To expose the carotid artery, a small (1-3 cm) skin incision is made right (or left) of the midline terminating at the level of the clavicle. A dissecting scope may be required for the remainder of this procedure. The muscle ventral to the artery is retracted, salivary and other associated tissues are gently cleared using blunt dissection to expose the carotid artery. Two pieces of suture are tied around the carotid artery (approximately 2-7 mm apart); the cranial piece is tightly tied while the caudal piece is loosely tied. The cranial suture is weighted with a small hemostat or needle holder to reduce bleeding. An incision is made to the vessel, and a sterile catheter is inserted toward the heart just outside of the aortic valves. Once in place, the suture is used to anchor the catheter securely to the vein. The catheter is tested for patency. Blood in the surgical site is controlled with cotton-tipped applicators or gauze.

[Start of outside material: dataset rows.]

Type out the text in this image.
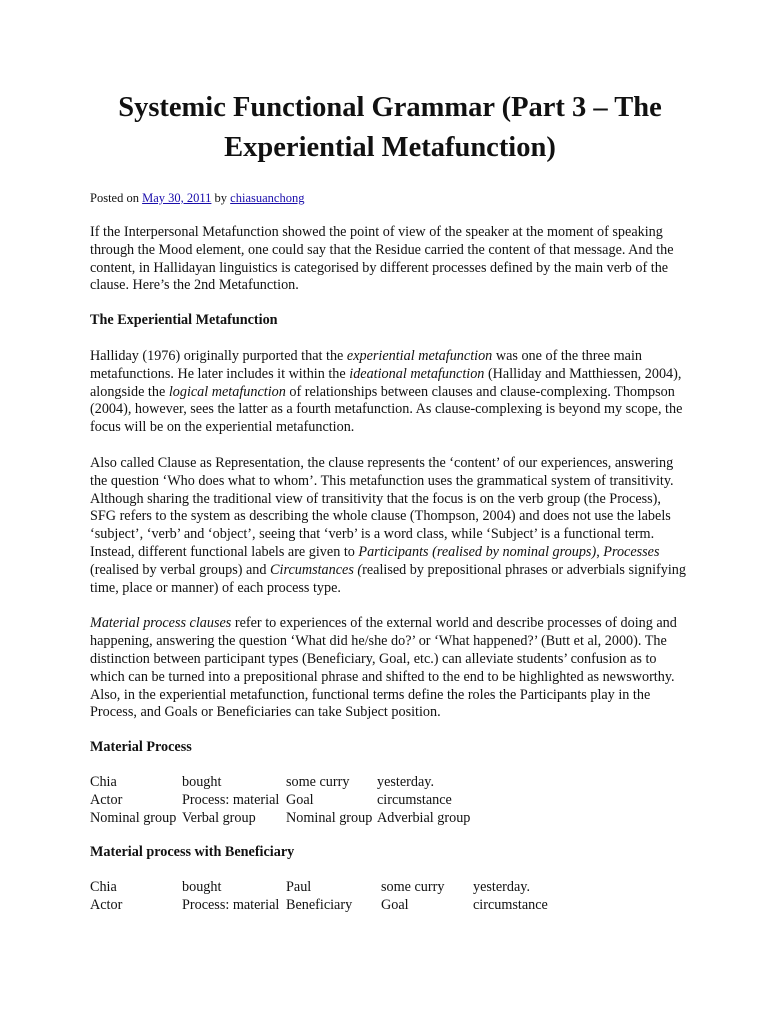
Systemic Functional Grammar (Part 3 – The Experiential Metafunction)
Posted on May 30, 2011 by chiasuanchong

If the Interpersonal Metafunction showed the point of view of the speaker at the moment of speaking through the Mood element, one could say that the Residue carried the content of that message. And the content, in Hallidayan linguistics is categorised by different processes defined by the main verb of the clause. Here’s the 2nd Metafunction.

The Experiential Metafunction

Halliday (1976) originally purported that the experiential metafunction was one of the three main metafunctions. He later includes it within the ideational metafunction (Halliday and Matthiessen, 2004), alongside the logical metafunction of relationships between clauses and clause-complexing. Thompson (2004), however, sees the latter as a fourth metafunction. As clause-complexing is beyond my scope, the focus will be on the experiential metafunction.

Also called Clause as Representation, the clause represents the ‘content’ of our experiences, answering the question ‘Who does what to whom’. This metafunction uses the grammatical system of transitivity. Although sharing the traditional view of transitivity that the focus is on the verb group (the Process), SFG refers to the system as describing the whole clause (Thompson, 2004) and does not use the labels ‘subject’, ‘verb’ and ‘object’, seeing that ‘verb’ is a word class, while ‘Subject’ is a functional term. Instead, different functional labels are given to Participants (realised by nominal groups), Processes (realised by verbal groups) and Circumstances (realised by prepositional phrases or adverbials signifying time, place or manner) of each process type.

Material process clauses refer to experiences of the external world and describe processes of doing and happening, answering the question ‘What did he/she do?’ or ‘What happened?’ (Butt et al, 2000). The distinction between participant types (Beneficiary, Goal, etc.) can alleviate students’ confusion as to which can be turned into a prepositional phrase and shifted to the end to be highlighted as newsworthy. Also, in the experiential metafunction, functional terms define the roles the Participants play in the Process, and Goals or Beneficiaries can take Subject position.

Material Process
Chia	bought	some curry	yesterday.
Actor	Process: material	Goal	circumstance
Nominal group	Verbal group	Nominal group	Adverbial group
Material process with Beneficiary
Chia	bought	Paul	some curry	yesterday.
Actor	Process: material	Beneficiary	Goal	circumstance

The animal is turned to permit access to the dorsal area where the catheter will be tunneled through to an exit site on the nape. The clipped area of the nape is surgically prepared, and a small (approximately 2-7 mm), midline incision is made to the skin between the shoulder blades. The catheter is tunneled under the skin and accessed through the incision at the nape. The catheter is checked for patency and is filled with a locking solution and plugged. The ventral and dorsal incisions are closed with approved closing materials (suture or stainless steel clips), and the catheter plug is anchored to the closing material. Excess catheter is tucked under the skin, and the surgery sites are treated with an approved disinfectant followed by an alcohol swabbing.
A standard sham CAC model is prepared as described above with regards to surgical site preparation, dissection of the carotid, tunneling, wound closing, and surgical site disinfection; however, no catheters are inserted.